The Killing

So… there's been sitting at the lake, lots of reading and in the evening, I’ve been completely and utterly obsessed with the Danish series Forbrydelsen (The New York Times has a good article about it).  In English, it's called The Killing and if that sounds familiar, it's because there is an American remake airing on AMC. The remake has gotten a lot of good press, but from what I can see in the various episode guides, the 13 episodes only take you through part of the case, and not to completion as in the 20 episodes of the Danish series. Maybe that's left for season two? Every review I have read of the remake has mentioned that despite its excellence, you owe it to yourself to (also) watch the original.

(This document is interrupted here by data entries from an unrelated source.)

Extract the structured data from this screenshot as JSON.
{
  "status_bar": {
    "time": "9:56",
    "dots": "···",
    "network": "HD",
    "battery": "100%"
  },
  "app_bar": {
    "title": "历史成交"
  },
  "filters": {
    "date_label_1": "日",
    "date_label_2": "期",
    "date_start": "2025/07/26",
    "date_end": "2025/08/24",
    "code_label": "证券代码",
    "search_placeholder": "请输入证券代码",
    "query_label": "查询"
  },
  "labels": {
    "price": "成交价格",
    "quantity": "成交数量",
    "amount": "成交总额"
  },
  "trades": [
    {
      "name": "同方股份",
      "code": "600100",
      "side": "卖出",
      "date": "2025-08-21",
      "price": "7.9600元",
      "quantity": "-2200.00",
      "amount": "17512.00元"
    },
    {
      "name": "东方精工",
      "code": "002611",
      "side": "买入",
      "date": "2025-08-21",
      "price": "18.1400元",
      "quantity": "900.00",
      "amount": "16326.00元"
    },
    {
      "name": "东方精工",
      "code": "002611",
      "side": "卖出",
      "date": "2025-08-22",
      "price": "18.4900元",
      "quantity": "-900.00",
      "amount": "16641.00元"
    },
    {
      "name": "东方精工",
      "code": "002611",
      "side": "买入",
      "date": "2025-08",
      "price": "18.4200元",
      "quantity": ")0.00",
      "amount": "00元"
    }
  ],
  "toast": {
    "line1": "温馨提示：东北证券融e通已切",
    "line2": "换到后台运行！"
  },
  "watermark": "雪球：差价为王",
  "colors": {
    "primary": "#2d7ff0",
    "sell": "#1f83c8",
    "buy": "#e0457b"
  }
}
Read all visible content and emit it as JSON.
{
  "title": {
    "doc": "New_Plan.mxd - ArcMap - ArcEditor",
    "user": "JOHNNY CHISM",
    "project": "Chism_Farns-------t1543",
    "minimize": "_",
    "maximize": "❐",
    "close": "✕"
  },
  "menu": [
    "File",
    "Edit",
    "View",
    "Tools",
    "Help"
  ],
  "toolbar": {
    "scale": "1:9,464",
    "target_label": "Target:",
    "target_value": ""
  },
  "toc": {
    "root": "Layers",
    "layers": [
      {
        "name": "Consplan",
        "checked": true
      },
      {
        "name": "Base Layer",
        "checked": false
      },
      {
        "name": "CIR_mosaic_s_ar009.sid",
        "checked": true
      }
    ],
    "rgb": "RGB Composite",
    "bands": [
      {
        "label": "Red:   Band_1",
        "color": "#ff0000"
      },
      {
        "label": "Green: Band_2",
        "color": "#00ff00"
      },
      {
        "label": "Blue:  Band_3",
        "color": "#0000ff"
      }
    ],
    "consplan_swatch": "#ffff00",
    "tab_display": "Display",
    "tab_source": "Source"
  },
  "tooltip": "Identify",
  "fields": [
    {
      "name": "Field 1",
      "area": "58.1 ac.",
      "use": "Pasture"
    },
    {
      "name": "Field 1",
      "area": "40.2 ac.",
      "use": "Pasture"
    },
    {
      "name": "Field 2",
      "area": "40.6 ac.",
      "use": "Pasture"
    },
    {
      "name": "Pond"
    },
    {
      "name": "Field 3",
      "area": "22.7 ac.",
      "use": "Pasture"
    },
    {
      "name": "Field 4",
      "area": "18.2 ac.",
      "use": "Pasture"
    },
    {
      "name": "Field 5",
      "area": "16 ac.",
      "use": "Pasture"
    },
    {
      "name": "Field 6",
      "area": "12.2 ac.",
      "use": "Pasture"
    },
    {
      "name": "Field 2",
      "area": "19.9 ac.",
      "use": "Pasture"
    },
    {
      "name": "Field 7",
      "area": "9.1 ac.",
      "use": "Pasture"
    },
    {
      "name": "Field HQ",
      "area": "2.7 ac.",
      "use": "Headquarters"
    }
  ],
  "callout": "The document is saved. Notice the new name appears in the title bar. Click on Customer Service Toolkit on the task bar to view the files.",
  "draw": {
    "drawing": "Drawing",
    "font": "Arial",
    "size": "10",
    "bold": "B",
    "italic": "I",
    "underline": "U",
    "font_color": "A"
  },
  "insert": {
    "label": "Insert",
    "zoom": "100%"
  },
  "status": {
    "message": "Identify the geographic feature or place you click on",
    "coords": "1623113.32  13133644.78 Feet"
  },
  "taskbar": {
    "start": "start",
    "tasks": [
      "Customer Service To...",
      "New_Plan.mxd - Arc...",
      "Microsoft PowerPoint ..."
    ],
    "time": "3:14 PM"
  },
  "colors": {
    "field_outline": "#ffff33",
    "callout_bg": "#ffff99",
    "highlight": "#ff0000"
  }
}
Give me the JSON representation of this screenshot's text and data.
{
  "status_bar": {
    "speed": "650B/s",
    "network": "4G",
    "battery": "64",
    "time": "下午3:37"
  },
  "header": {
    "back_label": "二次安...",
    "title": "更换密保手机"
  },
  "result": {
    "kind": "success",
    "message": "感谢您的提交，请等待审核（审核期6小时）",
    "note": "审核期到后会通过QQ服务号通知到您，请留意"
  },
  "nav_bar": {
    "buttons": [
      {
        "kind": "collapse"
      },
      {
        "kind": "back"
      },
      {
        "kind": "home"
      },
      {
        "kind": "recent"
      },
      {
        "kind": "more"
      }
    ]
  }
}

Having just spent the last week or so watching two or three episodes a night, I wholeheartedly second that recommendation.

Forbrydelsen starts with the murder of a teenage girl and follows the investigation, the impact on her family and the municipal election campaign that becomes tangled up in the case. Each 55-minute episode builds within itself, ending in a nailbiter - sometimes just warranting gentle gnawing, sometimes leaving you without anything resembling a nail left on any of your fingers (or whatever else you do when watching engrossing, tense TV). It is a fantastic slow burn, both within each episode and over the entire season, as well. The main character is Sarah Lund, the lead investigator, but to call her the main character is to ignore that this is an ensemble piece. The show is populated by three-dimensional characters played by excellent, subtle actors who get under your skin and into your head and draw you completely into the story. A story about which I will say very little else because you also owe it to yourself to discover the magic without any knowledge of what happens. It’s more fun that way.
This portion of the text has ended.